Level 2 nodes have "cross chunk" edges within the chunkedgraph which represent what level 2 nodes that object is locally connected to. This forms a graph between the level 2 nodes of the object that can be retrieved using the chunkedgraph function client.chunkedgraph. This graph represents a topological representation of the neuron at the resolution of individual chunks, and is guaranteed to be fully connected, unlike a voxel or mesh representation of the neuron which can have gaps where there are defects in the segmentation volume or incorrectly inferred edges at self contact locations.

The level 2 graph can be turned into a skeleton representation of a neuron using a graph based TEASAR like algorithm as described for skeletonizing meshes in this MeshParty Documentation. There is an implementation of this approach that utilizes the chunkedgraph and the L2cache if available here and on pypi as pcg-skel. In this implementation the l2cache is used to more accurately place the level 2 nodes in space using the rep_coord_nm value.

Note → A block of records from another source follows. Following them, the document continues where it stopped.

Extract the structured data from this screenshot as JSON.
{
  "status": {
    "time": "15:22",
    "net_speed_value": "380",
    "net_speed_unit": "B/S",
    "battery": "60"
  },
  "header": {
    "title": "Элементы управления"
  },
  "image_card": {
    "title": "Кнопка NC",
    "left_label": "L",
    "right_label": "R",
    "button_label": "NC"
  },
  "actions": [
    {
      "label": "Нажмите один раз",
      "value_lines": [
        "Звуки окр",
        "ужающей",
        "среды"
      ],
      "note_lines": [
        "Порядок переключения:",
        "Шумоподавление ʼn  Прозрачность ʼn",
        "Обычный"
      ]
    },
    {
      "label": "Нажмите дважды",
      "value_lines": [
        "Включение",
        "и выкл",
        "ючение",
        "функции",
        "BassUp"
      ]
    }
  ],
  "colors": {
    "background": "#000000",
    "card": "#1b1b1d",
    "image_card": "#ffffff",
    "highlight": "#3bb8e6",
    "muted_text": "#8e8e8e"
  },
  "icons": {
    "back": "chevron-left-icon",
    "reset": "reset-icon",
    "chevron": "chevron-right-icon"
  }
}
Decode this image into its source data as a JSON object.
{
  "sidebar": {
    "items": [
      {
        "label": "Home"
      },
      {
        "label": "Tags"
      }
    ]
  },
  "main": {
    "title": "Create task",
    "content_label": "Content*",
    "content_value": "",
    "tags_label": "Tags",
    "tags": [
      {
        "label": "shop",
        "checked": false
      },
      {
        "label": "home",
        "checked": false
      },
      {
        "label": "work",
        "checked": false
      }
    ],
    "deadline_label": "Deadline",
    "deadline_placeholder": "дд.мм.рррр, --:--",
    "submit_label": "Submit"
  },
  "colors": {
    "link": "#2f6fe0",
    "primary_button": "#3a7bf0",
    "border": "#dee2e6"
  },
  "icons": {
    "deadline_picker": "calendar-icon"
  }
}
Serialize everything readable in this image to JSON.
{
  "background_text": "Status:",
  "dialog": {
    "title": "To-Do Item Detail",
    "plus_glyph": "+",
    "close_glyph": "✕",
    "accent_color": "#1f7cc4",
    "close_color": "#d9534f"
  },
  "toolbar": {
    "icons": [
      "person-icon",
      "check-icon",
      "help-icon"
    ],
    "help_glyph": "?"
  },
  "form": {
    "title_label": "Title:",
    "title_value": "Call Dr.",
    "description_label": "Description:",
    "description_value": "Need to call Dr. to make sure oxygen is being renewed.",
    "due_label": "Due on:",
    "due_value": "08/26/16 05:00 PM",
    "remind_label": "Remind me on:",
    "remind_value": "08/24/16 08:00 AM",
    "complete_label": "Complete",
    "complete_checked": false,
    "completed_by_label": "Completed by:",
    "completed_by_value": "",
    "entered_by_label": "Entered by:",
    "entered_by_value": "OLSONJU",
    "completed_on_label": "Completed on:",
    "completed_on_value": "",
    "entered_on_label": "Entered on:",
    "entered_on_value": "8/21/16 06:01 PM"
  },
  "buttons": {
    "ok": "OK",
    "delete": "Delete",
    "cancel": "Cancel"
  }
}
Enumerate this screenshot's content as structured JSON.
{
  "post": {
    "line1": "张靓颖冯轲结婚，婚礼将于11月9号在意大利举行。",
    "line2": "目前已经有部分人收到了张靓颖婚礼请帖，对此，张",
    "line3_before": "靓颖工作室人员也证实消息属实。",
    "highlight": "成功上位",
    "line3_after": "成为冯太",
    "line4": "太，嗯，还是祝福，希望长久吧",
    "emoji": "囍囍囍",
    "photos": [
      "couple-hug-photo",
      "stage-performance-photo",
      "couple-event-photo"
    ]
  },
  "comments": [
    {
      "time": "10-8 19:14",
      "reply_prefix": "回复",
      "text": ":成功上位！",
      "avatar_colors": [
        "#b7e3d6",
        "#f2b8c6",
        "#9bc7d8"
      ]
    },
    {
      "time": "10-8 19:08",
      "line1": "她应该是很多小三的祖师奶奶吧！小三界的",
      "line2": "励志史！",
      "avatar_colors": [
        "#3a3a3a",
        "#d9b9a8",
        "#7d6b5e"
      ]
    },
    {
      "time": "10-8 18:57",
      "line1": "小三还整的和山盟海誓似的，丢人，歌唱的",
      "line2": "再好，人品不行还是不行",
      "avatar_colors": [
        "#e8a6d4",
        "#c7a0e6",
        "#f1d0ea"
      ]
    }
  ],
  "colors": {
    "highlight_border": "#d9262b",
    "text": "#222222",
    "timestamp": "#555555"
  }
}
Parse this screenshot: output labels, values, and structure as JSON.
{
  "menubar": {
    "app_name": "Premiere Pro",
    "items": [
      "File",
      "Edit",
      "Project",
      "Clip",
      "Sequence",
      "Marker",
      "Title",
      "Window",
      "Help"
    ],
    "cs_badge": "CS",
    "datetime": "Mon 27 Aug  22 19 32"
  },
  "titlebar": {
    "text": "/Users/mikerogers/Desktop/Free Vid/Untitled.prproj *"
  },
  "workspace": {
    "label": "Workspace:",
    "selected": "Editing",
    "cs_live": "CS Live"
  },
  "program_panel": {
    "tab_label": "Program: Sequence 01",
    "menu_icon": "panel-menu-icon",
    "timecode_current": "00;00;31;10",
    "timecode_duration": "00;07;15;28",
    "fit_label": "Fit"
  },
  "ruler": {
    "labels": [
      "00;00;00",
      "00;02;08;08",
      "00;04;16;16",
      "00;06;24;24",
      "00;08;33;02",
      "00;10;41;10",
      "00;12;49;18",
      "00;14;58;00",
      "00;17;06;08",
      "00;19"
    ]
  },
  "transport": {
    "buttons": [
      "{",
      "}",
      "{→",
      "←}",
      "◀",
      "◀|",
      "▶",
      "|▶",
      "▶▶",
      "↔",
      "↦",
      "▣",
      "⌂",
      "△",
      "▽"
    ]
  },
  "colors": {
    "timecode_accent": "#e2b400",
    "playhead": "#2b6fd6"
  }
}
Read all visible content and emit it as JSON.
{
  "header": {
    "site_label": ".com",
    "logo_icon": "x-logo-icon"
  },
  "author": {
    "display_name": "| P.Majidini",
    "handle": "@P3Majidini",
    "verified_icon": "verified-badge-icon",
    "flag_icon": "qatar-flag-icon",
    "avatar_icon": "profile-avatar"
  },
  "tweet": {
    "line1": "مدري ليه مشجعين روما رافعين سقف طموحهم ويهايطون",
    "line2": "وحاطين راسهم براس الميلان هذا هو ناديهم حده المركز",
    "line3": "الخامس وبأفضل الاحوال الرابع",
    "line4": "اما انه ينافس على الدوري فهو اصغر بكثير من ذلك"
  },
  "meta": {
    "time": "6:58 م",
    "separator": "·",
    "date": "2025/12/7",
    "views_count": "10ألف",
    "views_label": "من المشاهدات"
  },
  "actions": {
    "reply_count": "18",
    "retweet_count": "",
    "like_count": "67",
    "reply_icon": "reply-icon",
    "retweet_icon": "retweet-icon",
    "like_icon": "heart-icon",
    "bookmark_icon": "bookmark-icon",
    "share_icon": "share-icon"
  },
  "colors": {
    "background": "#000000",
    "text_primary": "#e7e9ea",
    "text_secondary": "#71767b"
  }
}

Note that there is detailed documentation on the Skeleton Client interface at the skeletonization tutorial.

Trajectory Distributions

If one is interested in the bulk direction of processes in a region of the brain, one can start with supervoxels in a region, find level 2 nodes that correspond to them, filter out components based on size, (or other criteria such as whether they are part of objects that have components in some other brain area) and look at the distribution of PCA components to understand the directions that those processes are moving within that region of space.